La pellicola però dopo un po’ si allontana  dal suolo nazionale e con vivacità indagatrice inizia a risvegliare il nostro stupore, raccontandoci  di come ad oggi  “solo” 53 paesi nel mondo abbiano messo al bando l'amianto, questo nonostante sia ancora in grado di mietere 100.000 vittime ogni anno come fosse una “silenziosa Hiroshima”.

Seguendo le orme delle fabbriche di Eternit  dismesse nei paesi che le hanno dichiarate fuorilegge scopriamo  rinascite sorprendenti: dopo la messa al bando degli anni novanta, alcuni impianti chiusi hanno traslocato altrove e ad esempio dall’ Italia sono rinati a nuova vita in altri luoghi: è il caso di Haiderabad, in India.

Due tonnellate di milioni l'anno: questa la stima relativa al volume della produzione di “cemento misto ad amianto” che si produce soprattutto in paesi quali l'Ucraina, la Russia, L'India, l'Egitto, la Thailandia, la Cina ed il Brasile.

E proprio in Brasile si sofferma parte della pellicola di Bruna e Prandstraller, il terzo o quarto produttore e tra i più grandi consumatori, nonostante quattro dei suoi Stati abbiano paradossalmente anch’essi bandito l’uso l'amianto, ma non la vendita.

Invece  nello Stato del Gola (e siamo sempre in Brasile), dove la miniera gestita dall'impresa “Sama” è attiva dal 1966, ci si trincera  dietro leggi  compiacenti e facendosi scudo delle ridicole affermazioni dei quadri dirigenti che parlano di “uso controllato del materiale”.

Nel mentre lobby potenti “sedano” ministeri ed amministrazioni locali oltre ad aver risarcito a tutt'oggi oltre 3000 lavoratori,  facendo ben attenzione che questi però dichiarino, con fortissimi dubbi sulla veridicità dei fatti,  di aver subito il danno quando ancora non erano noti i rischi.

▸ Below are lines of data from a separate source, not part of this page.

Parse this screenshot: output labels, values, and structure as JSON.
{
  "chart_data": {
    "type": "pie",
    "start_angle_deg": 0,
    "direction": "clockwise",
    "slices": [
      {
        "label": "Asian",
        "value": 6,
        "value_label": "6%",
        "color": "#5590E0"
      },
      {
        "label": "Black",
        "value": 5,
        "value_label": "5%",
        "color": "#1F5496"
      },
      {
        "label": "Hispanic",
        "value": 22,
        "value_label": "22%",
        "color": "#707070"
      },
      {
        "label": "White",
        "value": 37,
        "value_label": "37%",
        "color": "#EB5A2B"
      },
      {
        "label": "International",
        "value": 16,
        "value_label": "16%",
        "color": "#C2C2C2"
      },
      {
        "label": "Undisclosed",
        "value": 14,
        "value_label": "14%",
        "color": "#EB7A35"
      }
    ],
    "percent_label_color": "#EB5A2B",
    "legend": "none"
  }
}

Anche in India le cose non vanno meglio e chi rilascia l'intervista è stavolta un medico che ha poi intrapreso anche una carriera politica ed ora parla di “utilizzo responsabile del prodotto”, discorrendo di  una sicurezza di fatto inesistente  ma al tempo stesso affermando una realtà in parte aberrante ma  pure comprensibile quando afferma che: “finchè la gente guadagnerà 2/3 dollari al giorno, il business dell'amianto esisterà in questi luoghi”.

Oggi altri investitori (Cinesi) stanno già stimolando gli appetiti Canadesi che difatti preparano i finanziamenti per la riapertura di una grande miniera nazionale.

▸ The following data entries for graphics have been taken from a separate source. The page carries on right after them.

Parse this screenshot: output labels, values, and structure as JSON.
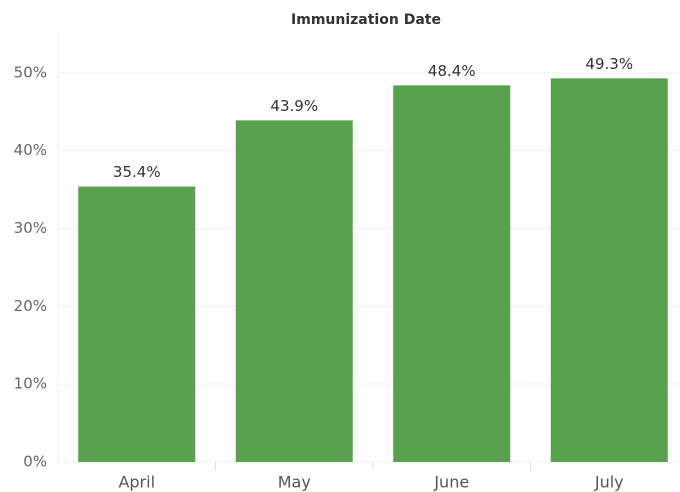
{
  "chart_data": {
    "type": "bar",
    "title": "Immunization Date",
    "categories": [
      "April",
      "May",
      "June",
      "July"
    ],
    "values": [
      35.4,
      43.9,
      48.4,
      49.3
    ],
    "value_labels": [
      "35.4%",
      "43.9%",
      "48.4%",
      "49.3%"
    ],
    "color": "#59a14f",
    "ylim": [
      0,
      55
    ],
    "yticks": [
      {
        "value": 0,
        "label": "0%"
      },
      {
        "value": 10,
        "label": "10%"
      },
      {
        "value": 20,
        "label": "20%"
      },
      {
        "value": 30,
        "label": "30%"
      },
      {
        "value": 40,
        "label": "40%"
      },
      {
        "value": 50,
        "label": "50%"
      }
    ],
    "grid": true
  }
}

“Polvere” torna infine inevitabilmente a darci conto delle famiglie dei nostri connazionali, quelli che hanno visto tanti colleghi perdere la vita solamente per lavorare e che hanno vissuto in prima persona i tempi in cui venivano negate e ridicolizzate le loro istanze verso i vertici dell'industria.

Solo con l’avvento dello  “Statuto dei lavoratori” negli anni '70 si sarebbero cominciate a  mettere in discussione le condizioni di lavoro ma non  ancora la dannosità della tipologia di certo materiale, protraendo così per altri anni ancora il contagio mortale, finanche ad estenderne il rischio ai familiari.

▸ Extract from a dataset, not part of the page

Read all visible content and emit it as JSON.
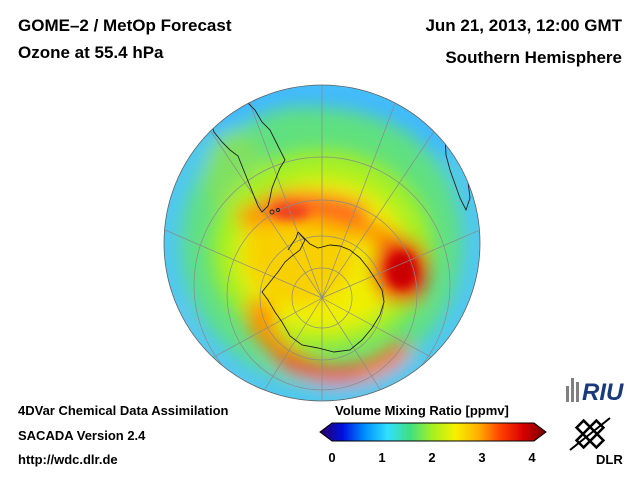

Toccante il racconto di chi preoccupato ricorda quando tornava  a casa dopo una giornata di lavoro ed abbracciava sua figlia che poi, per gioco, si divertiva a spolverare dai suoi capelli i resti di alcuni granelli rimasti sparsi come forfora: dalla capigliatura del babbo le cadeva addosso solo  “polvere”.

Nessuno potrà dare scongiurato per anni il pericolo di nuovi casi di malattia perché il mesotelioma, che aggredisce grazie alle fibre aerodisperse dall’amianto, è capace di attendere anche  decenni prima di mostrare il suo tratto cattivo ed implacabile.

Chiude l'immagine di una fiaccolata la cui lunghezza rende una minima idea di quanta angoscia e tristezza rechi con se: una fila di persone copre le strade di silenzio, dignità, rabbia e sete di giustizia,  pone rose bianche in fila per ricordare, non dimenticare e senza voce urlare la propria afflizione per una strage “dilazionata nel tempo” che rischia di passare presto nel dimenticatoio e che nello stesso momento in cui ne stiamo piangendo le vittime sta già continuando, “carsica e spietata”, a diffondere il suo contagio di morte altrove.